Il lato triste del progetto proprio non l’ho percepito.
So il lato triste delle mie scarpe, del mio portafogli, del mio giaccone bohème, della cera nei miei occhiali, del lucido sui pantaloni, del mio camion arredato.
Ma del progetto proprio no, no di certo.
I Sadside Project sono un duo romano che di sicuro non è triste, né tantomeno lo è il relativo progetto; secondo me i Sadside Project si divertono, e se hanno un lato triste ce l’avranno alla sera in camera loro non lo so, certo non ce l’hanno messo nel disco.
State bene in guardia pargoli dai movimenti magico-culturali, Winter Whales War non è un disco triste.

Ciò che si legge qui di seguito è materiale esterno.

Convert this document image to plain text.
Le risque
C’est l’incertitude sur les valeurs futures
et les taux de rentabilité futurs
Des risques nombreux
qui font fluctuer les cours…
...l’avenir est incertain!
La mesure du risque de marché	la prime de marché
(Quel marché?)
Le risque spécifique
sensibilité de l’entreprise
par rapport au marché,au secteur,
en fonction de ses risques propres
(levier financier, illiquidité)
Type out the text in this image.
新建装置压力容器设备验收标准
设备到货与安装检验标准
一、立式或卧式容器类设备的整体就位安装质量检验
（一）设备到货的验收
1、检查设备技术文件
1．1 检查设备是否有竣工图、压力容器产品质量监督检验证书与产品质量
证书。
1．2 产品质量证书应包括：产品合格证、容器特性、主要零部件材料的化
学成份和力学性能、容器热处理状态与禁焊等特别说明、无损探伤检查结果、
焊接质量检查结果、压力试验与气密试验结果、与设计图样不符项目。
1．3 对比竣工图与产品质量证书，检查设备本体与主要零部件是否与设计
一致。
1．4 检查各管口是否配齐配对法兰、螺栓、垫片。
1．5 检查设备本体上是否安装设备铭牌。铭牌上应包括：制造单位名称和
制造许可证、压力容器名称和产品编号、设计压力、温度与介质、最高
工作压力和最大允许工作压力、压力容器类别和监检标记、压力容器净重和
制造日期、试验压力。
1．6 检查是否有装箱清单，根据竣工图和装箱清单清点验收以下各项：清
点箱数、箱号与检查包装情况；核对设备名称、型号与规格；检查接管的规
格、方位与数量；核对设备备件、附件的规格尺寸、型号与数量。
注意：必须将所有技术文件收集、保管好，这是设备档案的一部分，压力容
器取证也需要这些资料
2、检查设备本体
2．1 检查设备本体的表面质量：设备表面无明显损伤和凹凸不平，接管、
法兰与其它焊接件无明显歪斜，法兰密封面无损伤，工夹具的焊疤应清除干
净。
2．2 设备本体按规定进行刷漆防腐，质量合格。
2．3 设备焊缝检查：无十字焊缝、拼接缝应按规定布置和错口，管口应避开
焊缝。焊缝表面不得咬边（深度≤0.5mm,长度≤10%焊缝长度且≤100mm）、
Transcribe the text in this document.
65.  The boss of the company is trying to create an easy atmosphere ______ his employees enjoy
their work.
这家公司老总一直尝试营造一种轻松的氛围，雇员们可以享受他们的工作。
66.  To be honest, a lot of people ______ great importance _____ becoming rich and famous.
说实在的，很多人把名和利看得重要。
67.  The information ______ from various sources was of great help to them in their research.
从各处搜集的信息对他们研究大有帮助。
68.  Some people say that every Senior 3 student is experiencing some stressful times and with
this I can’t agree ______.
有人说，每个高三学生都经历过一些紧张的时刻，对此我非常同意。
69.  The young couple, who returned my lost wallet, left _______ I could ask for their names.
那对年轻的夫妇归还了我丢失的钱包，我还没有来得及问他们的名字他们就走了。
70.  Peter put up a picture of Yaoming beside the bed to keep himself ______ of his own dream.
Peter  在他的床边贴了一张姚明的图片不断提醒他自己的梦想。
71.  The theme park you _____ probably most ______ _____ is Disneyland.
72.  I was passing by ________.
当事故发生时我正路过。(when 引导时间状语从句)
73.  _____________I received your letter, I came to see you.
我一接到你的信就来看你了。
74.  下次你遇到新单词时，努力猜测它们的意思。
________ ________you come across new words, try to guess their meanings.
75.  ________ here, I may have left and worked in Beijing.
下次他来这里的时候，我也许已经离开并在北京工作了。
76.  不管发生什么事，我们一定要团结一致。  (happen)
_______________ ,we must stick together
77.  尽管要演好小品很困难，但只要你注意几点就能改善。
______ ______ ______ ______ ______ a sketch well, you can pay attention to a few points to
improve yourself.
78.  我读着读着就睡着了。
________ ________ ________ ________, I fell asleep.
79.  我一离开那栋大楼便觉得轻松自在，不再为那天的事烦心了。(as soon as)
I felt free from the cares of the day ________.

Winter Whales War è stato registrato a Roma, suonato in presa diretta da Gianluca Danaro e Domenico Migliaccio, bellocci tutt’e due, rispettivamente alla voce, chitarra e batteria.
Poi, attorno a loro, quasi come se fosse una festa particolare o un evento campestre, si vanno ad aggiungere tutta una serie di personaggi noti e meno noti, amici loro o amici di qualcun altro, che poi i nomi che uno si ricorda sono essenzialmente due: Roberta Sammarelli dei Verdena e Adriano Viterbini dei Bud Spencer Blues Explosion, gli altri non li conoscete.
Winter Whales War è frutto di un lavoro fine, le cose giuste, affacciato in un panorama d’idee e soluzioni già calpestato da tempo ma non per questo da considerarsi demodé o post-grunge.
Sebbene la linea del disco alle volte si sbilanci un po’, diciamo che i Sadside Project suonano un blues-rock pentatonico suonato veloce col bicordo pazzo di big muff.
Tutta questa pazzia di chitarre elettriche saltanti sopra una batteria percossa col legno viene contestualizzata in un ambiente marinaresco con le navi e i marinai sbronzi dopo la tempesta che ti indicano le onde grasse; che ci fa piacere sicuramente, ma da un ascoltatore medio come uno qualsiasi degli abitanti di via A.Bellelli a Villarotta in provincia di Reggio Emilia, a meno che non glielo si dica, è difficile aspettarsi che se ne possa accorgere.

Domenico e Gianluca lo definiscono un disco corale, e almeno in parte bisogna dargli ragione, giusto per spiegare il grande afflusso di persone chiamate alla realizzazione del disco; e credo che le si possa contare una ad una in momenti come “la fine di This is Halloween” e in My Favorite Color e anche da qualche altra parte, grandi cori di poppa dicono alcuni.
Anche se l’Italia ci piace così bella com’è, il disco è cantato in inglese per intero e la musica che ci viene in mente ascoltandolo è tutta straniera per intero, d’oltreoceano proprio; ma per un qualche motivo astratto o concreto non percepito, si sente che i ragazzi sono italiani e proprio non me lo spiego.

Recommended tracks: The Same Old Story, Edward Teach also Known as Blackbeard.